Putting his innate boyish charm to more sinister use, Jackson plays the title character in this limited series, which wraps up on All Hallows’ Eve. Based on a podcast of the same name, it tells the true story of Dr. Christopher Duntsch—a Texas neurosurgeon as arrogant as he was incompetent. In 2017, Duntsch’s career came to an end when he was finally brought to justice after inflicting grievous harm on more than 30 patients.

TV Week: Whenever you tackle a new character, I’m guessing you start by trying to ground yourself in some sort of relatable human experience. But how do you do that when the character is a sociopath?
Joshua Jackson: The first place that I needed to get to with him was past my own judgment of him. For him, he is at the centre of his own story. He’s the hero of his story, whereas for us as an audience, he’s clearly not [laughs]. And the outcome of what he’s doing is so egregiously bad that my natural position is to judge him quite harshly, as he should be judged. But as an actor, it took a second for me to get past that and recognize that part of his sociopathy, part of his lack of empathy, was his own inability to see himself inside of this. Because he had already decided that he was a brilliant surgeon and a brilliant medical mind, anything that confronted that had to be wrong. If [he] had a bad surgical outcome, that had to be somebody else’s fault, because he’s a brilliant surgeon, so he couldn’t have a bad outcome. It’s a very twisted mind to get inside of, so that definitely took some time.

Your co-star Christian Slater told us this is the Jaws of the doctor world, that you could’ve had the music playing…
[Laughs] Yeah, the one piece that we maybe missed was a really good piece of sinister theme music every time Duntsch comes onscreen. I needed my Vader entrance music, or my Jaws music.

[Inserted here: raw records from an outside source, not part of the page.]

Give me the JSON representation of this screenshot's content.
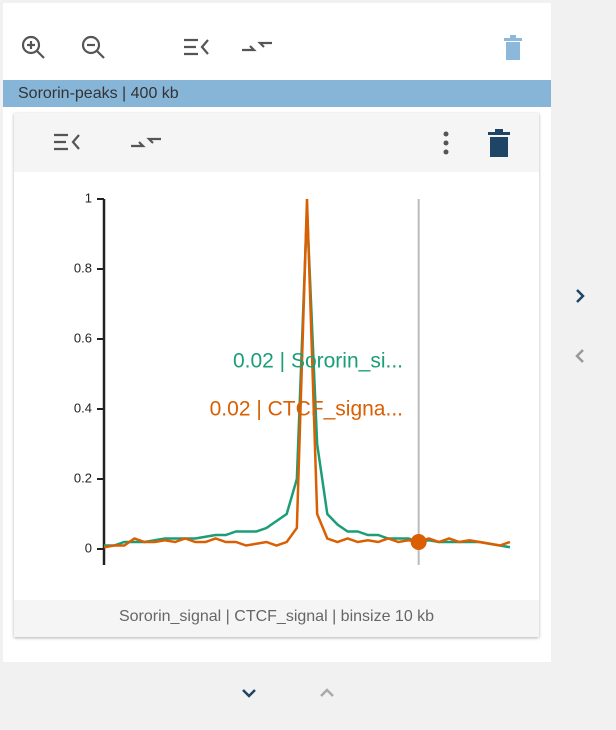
{
  "panel_title": "Sororin-peaks | 400 kb",
  "chart_data": {
    "type": "line",
    "footer": "Sororin_signal | CTCF_signal | binsize 10 kb",
    "x": [
      0,
      1,
      2,
      3,
      4,
      5,
      6,
      7,
      8,
      9,
      10,
      11,
      12,
      13,
      14,
      15,
      16,
      17,
      18,
      19,
      20,
      21,
      22,
      23,
      24,
      25,
      26,
      27,
      28,
      29,
      30,
      31,
      32,
      33,
      34,
      35,
      36,
      37,
      38,
      39,
      40
    ],
    "xlim": [
      0,
      40
    ],
    "ylim": [
      0,
      1
    ],
    "yticks": [
      0,
      0.2,
      0.4,
      0.6,
      0.8,
      1
    ],
    "cursor_x": 31,
    "hover_labels": [
      "0.02 | Sororin_si...",
      "0.02 | CTCF_signa..."
    ],
    "series": [
      {
        "name": "Sororin_signal",
        "color": "#1b9e77",
        "values": [
          0.01,
          0.01,
          0.02,
          0.02,
          0.02,
          0.025,
          0.03,
          0.03,
          0.03,
          0.03,
          0.035,
          0.04,
          0.04,
          0.05,
          0.05,
          0.05,
          0.06,
          0.08,
          0.1,
          0.2,
          0.97,
          0.3,
          0.1,
          0.07,
          0.05,
          0.05,
          0.04,
          0.04,
          0.03,
          0.03,
          0.03,
          0.02,
          0.025,
          0.02,
          0.02,
          0.02,
          0.02,
          0.02,
          0.015,
          0.01,
          0.005
        ]
      },
      {
        "name": "CTCF_signal",
        "color": "#d95f02",
        "values": [
          0.005,
          0.01,
          0.01,
          0.03,
          0.02,
          0.02,
          0.025,
          0.02,
          0.03,
          0.02,
          0.02,
          0.03,
          0.02,
          0.02,
          0.01,
          0.015,
          0.02,
          0.01,
          0.02,
          0.06,
          1,
          0.1,
          0.03,
          0.02,
          0.03,
          0.02,
          0.025,
          0.02,
          0.03,
          0.02,
          0.025,
          0.02,
          0.03,
          0.02,
          0.03,
          0.02,
          0.025,
          0.02,
          0.015,
          0.01,
          0.02
        ]
      }
    ]
  }
}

When you’re playing someone who exists in real life, does that change or complicate your process as an actor?
I think there’s more limitations in doing somebody who is broadly inside of
the popular consciousness. If you’re playing Madonna, everybody has an opinion of Madonna—I don’t know why she’s my example today, but she’ll be my example today! That’s a much more difficult character because you have to both play to people’s expectations and then defy their expectations. For somebody like Christopher Duntsch, even for people who have listened to the podcast, the man himself is kind of a mystery. So I had the benefit of all the research material that was done, which was extremely thorough, without the burden of having to satisfy people’s expectations.

This show is quite salacious and tabloidy at times, but it also takes care to flesh out and really honour Duntsch’s victims. Was that a tricky balance to strike?
Yeah, I think—and this is all a credit to Patrick [Macmanus] and the writers, but particularly to Patrick, I want to give him his roses here—you have to serve a couple different masters, if you want to. The easiest version of this story would be the salacious version, because it is salacious. The story is outrageous. The man is outrageous. The outcomes are shocking. You could have just gone down that path. But I think, for Patrick, he wanted to tell a story that was compelling in a different way than the podcast is compelling. But he also wanted to take the responsibility of the story seriously. This is a true story and Dr. Duntsch’s patients are real people who are going to be dealing with the outcomes of those surgeries for the rest of their lives… He wanted to make the series feel interesting and not like it’s a lesson in the American medical system for eight hours and to keep it engaging so an audience wants to come along with the story, while at the same time balancing out the reality that, ultimately, there’s no amount of fiction that we could put into this show that is heavier or weightier than the reality for his 33 victims.